Understanding Generalization in Adversarial Training via the Bias-Variance Decomposition

Adversarial training enhances the robustness of deep neural networks at the cost of decreased accuracy on the clean test samples [Goodfellow et al., 2014, Madry et al., 2017, Sinha et al., 2017]. Though the model can fit the training data perfectly in adversarial training, the generalization error on clean test dataset increases compared with non-adversarially trained models. For example, in the rightmost panel of Figure 1(b), we can see that, even if an adversarially trained model achieves almost zero error on the clean training data (up to a certain level of perturbation ε), the error on the clean test data (the blue curve) keeps increasing with ε. Hence to improve both robustness and accuracy of (adversarially trained) deep networks, it is crucial to understand the cause for this increased "generalization gap" between errors on the (clean) training dataset and (clean) test dataset.
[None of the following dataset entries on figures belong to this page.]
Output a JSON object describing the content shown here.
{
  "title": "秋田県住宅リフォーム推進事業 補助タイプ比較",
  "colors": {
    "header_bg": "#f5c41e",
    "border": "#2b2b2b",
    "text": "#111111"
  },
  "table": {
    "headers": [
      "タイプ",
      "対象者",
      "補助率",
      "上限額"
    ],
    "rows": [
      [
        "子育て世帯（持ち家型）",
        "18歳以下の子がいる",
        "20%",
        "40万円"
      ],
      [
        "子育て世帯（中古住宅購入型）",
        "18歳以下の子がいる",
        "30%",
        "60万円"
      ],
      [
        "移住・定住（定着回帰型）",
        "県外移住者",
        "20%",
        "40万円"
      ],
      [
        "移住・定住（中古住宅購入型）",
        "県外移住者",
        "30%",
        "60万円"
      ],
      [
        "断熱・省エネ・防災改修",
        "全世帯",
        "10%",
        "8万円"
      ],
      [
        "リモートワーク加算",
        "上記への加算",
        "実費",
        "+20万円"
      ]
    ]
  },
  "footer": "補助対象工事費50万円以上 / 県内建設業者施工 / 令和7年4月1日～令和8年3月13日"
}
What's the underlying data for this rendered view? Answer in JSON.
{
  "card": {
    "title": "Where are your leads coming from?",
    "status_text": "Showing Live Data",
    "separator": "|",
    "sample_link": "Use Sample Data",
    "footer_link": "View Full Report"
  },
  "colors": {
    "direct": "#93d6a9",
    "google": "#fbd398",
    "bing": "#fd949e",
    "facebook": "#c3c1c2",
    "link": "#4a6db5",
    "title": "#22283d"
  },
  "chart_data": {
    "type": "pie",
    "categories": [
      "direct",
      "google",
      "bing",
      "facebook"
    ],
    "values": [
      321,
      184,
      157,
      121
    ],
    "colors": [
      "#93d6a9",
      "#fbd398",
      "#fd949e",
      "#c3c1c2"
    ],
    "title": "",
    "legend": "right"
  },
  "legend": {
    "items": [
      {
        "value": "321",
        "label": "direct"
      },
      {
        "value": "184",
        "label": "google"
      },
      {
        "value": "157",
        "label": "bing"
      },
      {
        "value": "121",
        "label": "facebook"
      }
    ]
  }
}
In this work, to better understand the generalization gap, we turn to a standard tool of statistical learning theory, the bias-variance decomposition [Markov, 1900, Lehmann, 1983, Casella and Berger, 1990, Hastie et al., 2009, Geman et al., 1992]. A large variance corresponds to the instability of the model, whereas a large bias suggests that the model predicts poorly on average. Bias and variance provide more information about the generalization gap than just test error alone: We can better understand whether an explanation works by checking whether it predicts both the bias and variance. How does adversarial training affect the bias and the variance?